SF-MHLDにキャッチ10ワイヤーを組み合わせたモデル。キャッチ10ワイヤーは工具の落下防止ストラップで、ホルダーから工具が万が一外れても10cmのワイヤーで繋ぎ止める。高所作業での工具落下は重大事故に直結するため、足場・鉄骨・電柱上での作業義務化が現場によっては求められる。金属ホルダーの強度と落下防止ワイヤーを組み合わせた現場安全仕様。導入コストはやや高いが、安全管理費用として考えると必要投資。




タジマ セフシステム 着脱式工具ホルダー グラスカラビナ SFKHR-C





グラスカラビナは軽量で錆びない。ドライバー1本の携帯にちょうど良いホルダーです。
ガラス繊維強化樹脂(グラスファイバー)製のカラビナ型ホルダー。カラビナ形状により、ロープや安全帯のD環などにも素早くクリップできる。樹脂製で軽量かつ錆びないため、雨天・湿気の多い環境でも問題なし。ドライバー1本をさっと挿せる携行性の高さが持ち味で、電気工事士がVESSELのメガドラや貫通ドライバーを1本だけ携帯するときに愛用するケースが多い。デメリットは金属カラビナよりも強度が劣る点で、500g以上の重量工具には向かない。




タジマ セフシステム セフホルダー スリム SFC-SHLD





スリム型は腰回りのスペースを節約。複数ホルダー並べる職人向けの選択肢。
スリムタイプのセフホルダーで、作業着のポケットのフチやスリムな腰袋ベルトへのクリップに対応。通常の後付けホルダーよりも幅が40%細いため、複数のホルダーを並べても腰周りが窮屈にならない。腰に4〜5個のホルダーを並べる職人にとって「1個のサイズを小さくする」選択肢として有効。ロック機構付きでセフが不意に外れにくい設計になっており、作業中の誤外れを防止できる。ベルト装着は後付け可能。薄型ゆえ剛性は通常型に劣るため、軽量ホルダー用途で使うのが推奨。




タジマ ドライバーカッターL用 セフホルスター 黒 DC-LSFB





カッター専用ホルスターなら抜き差しが一瞬。袋に入れている手間を排除できる。
タジマ製のドライバーカッター(大型カッター)L字タイプ専用セフホルスター。セフ規格に対応しており、セフシステムのホルダーに差し込むだけで固定できる。電気工事では大型カッターは常備必需品で、腰袋の内側ではなくホルスターに収める職人が多い。理由は使用頻度が高く、袋の中から引き出す手間を省けるから。DC-LモデルはタジマのドライバーカッターL専用設計のため、フィット感が高く誤って落とすリスクが低い。専用品ゆえ他社の大型カッターには非対応な点に注意。

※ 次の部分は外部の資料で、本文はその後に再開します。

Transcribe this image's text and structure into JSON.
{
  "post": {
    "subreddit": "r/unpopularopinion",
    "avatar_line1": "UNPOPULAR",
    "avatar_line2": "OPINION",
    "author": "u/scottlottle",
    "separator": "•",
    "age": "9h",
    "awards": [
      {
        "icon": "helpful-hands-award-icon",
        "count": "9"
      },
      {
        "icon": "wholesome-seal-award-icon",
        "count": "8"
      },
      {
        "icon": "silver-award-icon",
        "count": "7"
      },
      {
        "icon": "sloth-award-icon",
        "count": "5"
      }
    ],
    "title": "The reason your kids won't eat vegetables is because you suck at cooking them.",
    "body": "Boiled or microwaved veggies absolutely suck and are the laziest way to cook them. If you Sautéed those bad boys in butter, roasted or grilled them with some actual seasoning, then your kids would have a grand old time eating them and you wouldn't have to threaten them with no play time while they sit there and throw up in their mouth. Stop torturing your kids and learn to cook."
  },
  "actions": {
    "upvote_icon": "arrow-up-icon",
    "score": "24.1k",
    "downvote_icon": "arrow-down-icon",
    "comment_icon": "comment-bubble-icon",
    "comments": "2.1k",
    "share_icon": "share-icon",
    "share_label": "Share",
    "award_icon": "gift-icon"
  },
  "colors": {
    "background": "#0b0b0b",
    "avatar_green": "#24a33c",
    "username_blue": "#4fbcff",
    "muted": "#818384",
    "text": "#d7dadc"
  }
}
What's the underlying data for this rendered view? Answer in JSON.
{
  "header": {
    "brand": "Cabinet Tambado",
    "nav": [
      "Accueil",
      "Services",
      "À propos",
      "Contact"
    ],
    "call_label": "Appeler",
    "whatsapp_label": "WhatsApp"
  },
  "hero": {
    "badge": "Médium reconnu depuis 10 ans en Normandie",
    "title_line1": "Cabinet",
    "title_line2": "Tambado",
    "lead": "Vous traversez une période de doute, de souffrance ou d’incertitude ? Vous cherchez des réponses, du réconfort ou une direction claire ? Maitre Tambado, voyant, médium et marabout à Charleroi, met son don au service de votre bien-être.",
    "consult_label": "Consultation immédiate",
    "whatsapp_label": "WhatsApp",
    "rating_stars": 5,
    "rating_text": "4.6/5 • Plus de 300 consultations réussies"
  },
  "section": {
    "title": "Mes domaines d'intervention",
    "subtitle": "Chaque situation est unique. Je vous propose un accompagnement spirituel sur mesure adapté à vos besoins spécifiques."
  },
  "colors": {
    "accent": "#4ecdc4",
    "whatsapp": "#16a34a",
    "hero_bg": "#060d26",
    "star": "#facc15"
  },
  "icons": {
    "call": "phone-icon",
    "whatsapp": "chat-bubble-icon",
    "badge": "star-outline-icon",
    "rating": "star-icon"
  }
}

選び方まとめ:セフシリーズを使い倒すための3つの基準



最初に決めるべきは「後付けホルダー何個」「腰袋何個」というレイアウト設計。あとは現場の用途に合わせて選ぶと迷いません。
セフシリーズを選ぶ際の基準は3つ。①素材(ナイロン/クロコ/本革)、②ホルダー型(樹脂/金属)、③フック数(シングル/ツイン)。ナイロンは防水・軽量だが革より柔らかく変形しやすい。クロコ(クロコダイル柄のPVC素材)は耐久性と防水性のバランスが良く中間的な選択肢。本革は馴染んで丈夫になる一方、重量があり水濡れに弱い。高所作業が多いならツインフック一択。ホルダーは腰袋の重量で選び、500g以上ならメタル型を選ぶことを推奨する。
セフシステムの最大のメリットは「腰道具の組み替えが現場でできる」点。朝は電工腰袋フルセット、午後は点検用に小物ポーチだけという切り替えが、ベルトを外さずにできる。このフレキシビリティが職人の腰道具管理を根本的に変える。